First Published: 2011-06-01

 

Iraq death toll in May lowest in 2011

 

177 Iraqis - 102 civilians, 45 policemen and 30 soldiers - killed in attacks across Iraq last month.

 

Middle East Online

BAGHDAD - The number of Iraqis killed in violence in May was the lowest since the start of the year, according to figures released on Wednesday.

A total of 177 Iraqis -- 102 civilians, 45 policemen and 30 soldiers -- died in attacks last month, data compiled by the health, interior and defence ministries showed.

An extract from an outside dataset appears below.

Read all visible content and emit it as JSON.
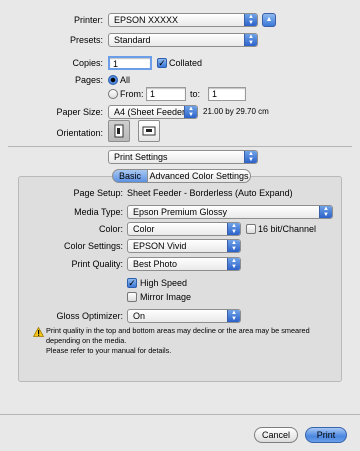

The overall toll was the lowest monthly figure for Iraq since December 2010, when 151 Iraqis died. The previous low for 2011 was February, when 197 people were killed.

May's toll was around 16 percent lower than the previous month, when 211 Iraqis were killed in violence.

A further 266 people were wounded in May, including 115 civilians, 66 policemen and 85 soldiers. The figures also showed that 32 insurgents were killed and 155 arrested.

Although May saw a decline in violence, insurgent groups still managed to carry out several deadly attacks, particularly on May 19, when a spate of bombings against police in the flashpoint northern oil hub of Kirkuk killed at least 29 people, the worst violence in Iraq in two months.

Three days later, more than a dozen bomb attacks in and around Baghdad killed 19 Iraqis and two US soldiers.

On May 8, the accused mastermind of a Baghdad church siege last year led a mutiny at a prison in the capital in which six Iraqi policemen, including a brigadier general, and 11 inmates were killed.

And on May 5, a suicide bomber who drove his explosives-packed car into a police station in Hilla, south of Baghdad, killed 24 policemen.

The two US deaths on May 22 were the only American losses in May, and brought to 4,454 the number of US troops to have died in Iraq since the US-led invasion of March 2003, according to data compiled by independent website www.icasualties.org.

Around 45,000 US troops remain stationed in Iraq but they must all withdraw by the end of the year under the terms of a bilateral security pact. Iraqi leaders are still considering whether or not to ask for an extension of the military presence.